Gordon also said legal system abuse and rising claims severity remain among the industry’s most significant headwinds. He pointed to Florida’s legal reform efforts as producing early results, with auto and homeowners’ insurance rates beginning to stabilize and fall.

That headwind carries real weight in the numbers. The median nuclear jury award in US liability cases reached around $44 million in 2023, nearly double the 2020 figure, according to APCIA. Global capital committed to third-party litigation funding stood at roughly $13 billion and is projected to exceed $50 billion by the mid-2030s.

Net income after taxes rose to $40.9 billion from $19.4 billion in Q1 2025. Policyholders’ surplus increased to $1.24 trillion from $1.09 trillion. Realized capital gains reached $8.8 billion, up from $3.7 billion in Q1 2025.

Hurricane season looms as the next test

Recovery across lines was uneven. Personal auto drove much of the improvement, while casualty lines continued to face pressure.

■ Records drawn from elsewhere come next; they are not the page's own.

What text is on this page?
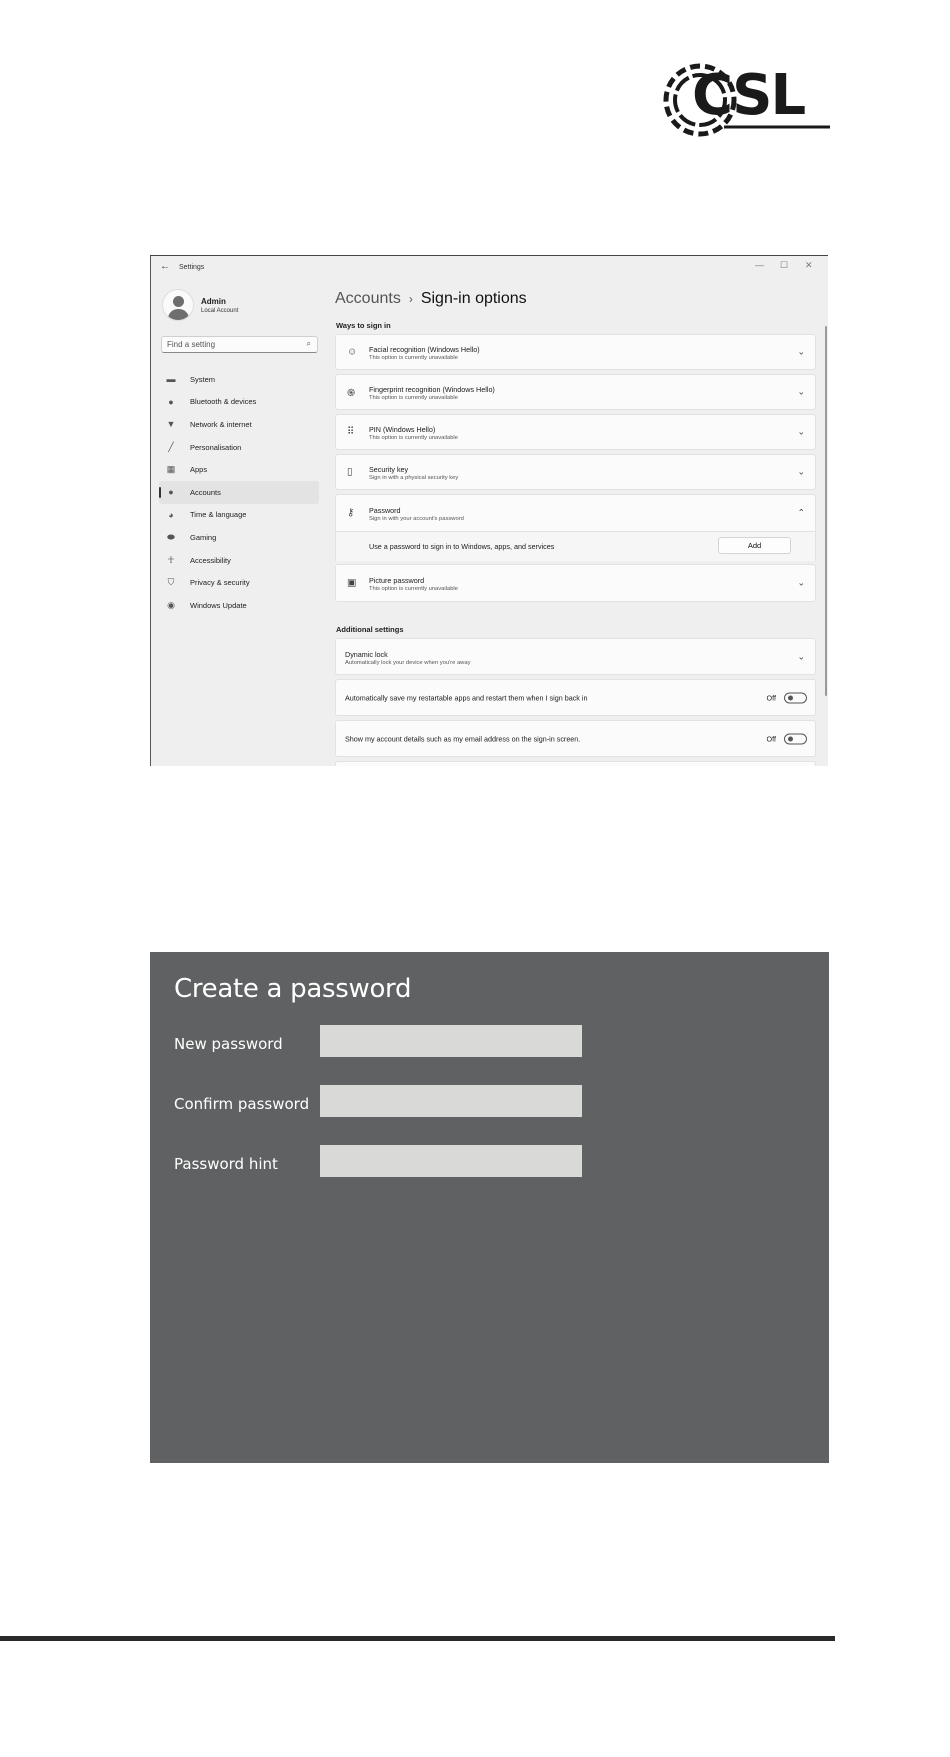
CSL
← Settings	— ☐ ✕
Admin
Local Account
Find a setting
⌕
▬ System
●	Bluetooth & devices
▼ Network & internet
╱	Personalisation
▦ Apps
●	Accounts
◕	Time & language
⬬ Gaming
☥	Accessibility
⛉	Privacy & security
◉ Windows Update
Accounts › Sign-in options
Ways to sign in
☺ Facial recognition (Windows Hello)
This option is currently unavailable
⌄
֍ Fingerprint recognition (Windows Hello)
This option is currently unavailable
⌄
⠿ PIN (Windows Hello)
This option is currently unavailable
⌄
▯ Security key
Sign in with a physical security key
⌄
⚷ Password
Sign in with your account's password
⌃
Use a password to sign in to Windows, apps, and services	Add
▣ Picture password
This option is currently unavailable
⌄
Additional settings
Dynamic lock
Automatically lock your device when you're away
⌄
Automatically save my restartable apps and restart them when I sign back in	Off
Show my account details such as my email address on the sign-in screen.	Off
Create a password
New password
Confirm password
Password hint
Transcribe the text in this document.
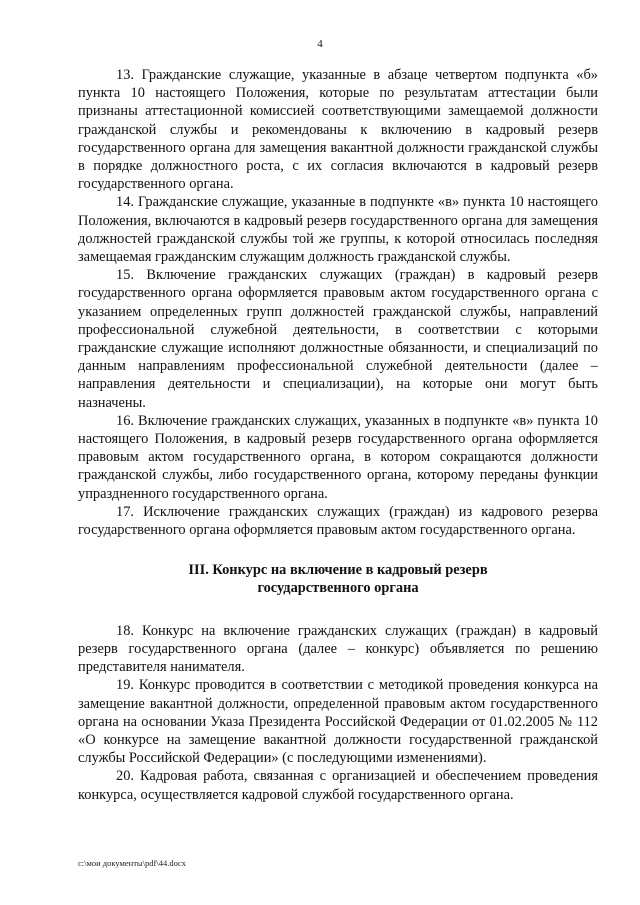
4

13. Гражданские служащие, указанные в абзаце четвертом подпункта «б» пункта 10 настоящего Положения, которые по результатам аттестации были признаны аттестационной комиссией соответствующими замещаемой должности гражданской службы и рекомендованы к включению в кадровый резерв государственного органа для замещения вакантной должности гражданской службы в порядке должностного роста, с их согласия включаются в кадровый резерв государственного органа.

14. Гражданские служащие, указанные в подпункте «в» пункта 10 настоящего Положения, включаются в кадровый резерв государственного органа для замещения должностей гражданской службы той же группы, к которой относилась последняя замещаемая гражданским служащим должность гражданской службы.

15. Включение гражданских служащих (граждан) в кадровый резерв государственного органа оформляется правовым актом государственного органа с указанием определенных групп должностей гражданской службы, направлений профессиональной служебной деятельности, в соответствии с которыми гражданские служащие исполняют должностные обязанности, и специализаций по данным направлениям профессиональной служебной деятельности (далее – направления деятельности и специализации), на которые они могут быть назначены.

16. Включение гражданских служащих, указанных в подпункте «в» пункта 10 настоящего Положения, в кадровый резерв государственного органа оформляется правовым актом государственного органа, в котором сокращаются должности гражданской службы, либо государственного органа, которому переданы функции упраздненного государственного органа.

17. Исключение гражданских служащих (граждан) из кадрового резерва государственного органа оформляется правовым актом государственного органа.

III. Конкурс на включение в кадровый резерв
государственного органа

18. Конкурс на включение гражданских служащих (граждан) в кадровый резерв государственного органа (далее – конкурс) объявляется по решению представителя нанимателя.

19. Конкурс проводится в соответствии с методикой проведения конкурса на замещение вакантной должности, определенной правовым актом государственного органа на основании Указа Президента Российской Федерации от 01.02.2005 № 112 «О конкурсе на замещение вакантной должности государственной гражданской службы Российской Федерации» (с последующими изменениями).

20. Кадровая работа, связанная с организацией и обеспечением проведения конкурса, осуществляется кадровой службой государственного органа.

c:\мои документы\pdf\44.docx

“First-quarter results reflected meaningful improvements, most notably in personal auto, but slower premium growth and continued pressure in casualty underscore an uneven recovery across the market,” said Saurabh Khemka, president of Verisk Underwriting Solutions.

“Heading into the 2026 hurricane season, a critical focus for the industry is the potential for catastrophic activity to impact full-year performance.”

Khemka said carriers are applying more granular data and AI to improve how risks are selected, priced, and managed across portfolios. That precision, he said, is important for protecting margins as market conditions develop.

NOAA issued the most favorable Atlantic hurricane forecast in more than a decade for 2026. It put the probability of below-normal activity at 55%, with eight to 14 named storms expected.

Despite that outlook, primary carriers are holding firm on wind and named-storm deductibles in high-hazard coastal zones. Swiss Re’s internal models put a 10% probability on a peak-loss year reaching $320 billion.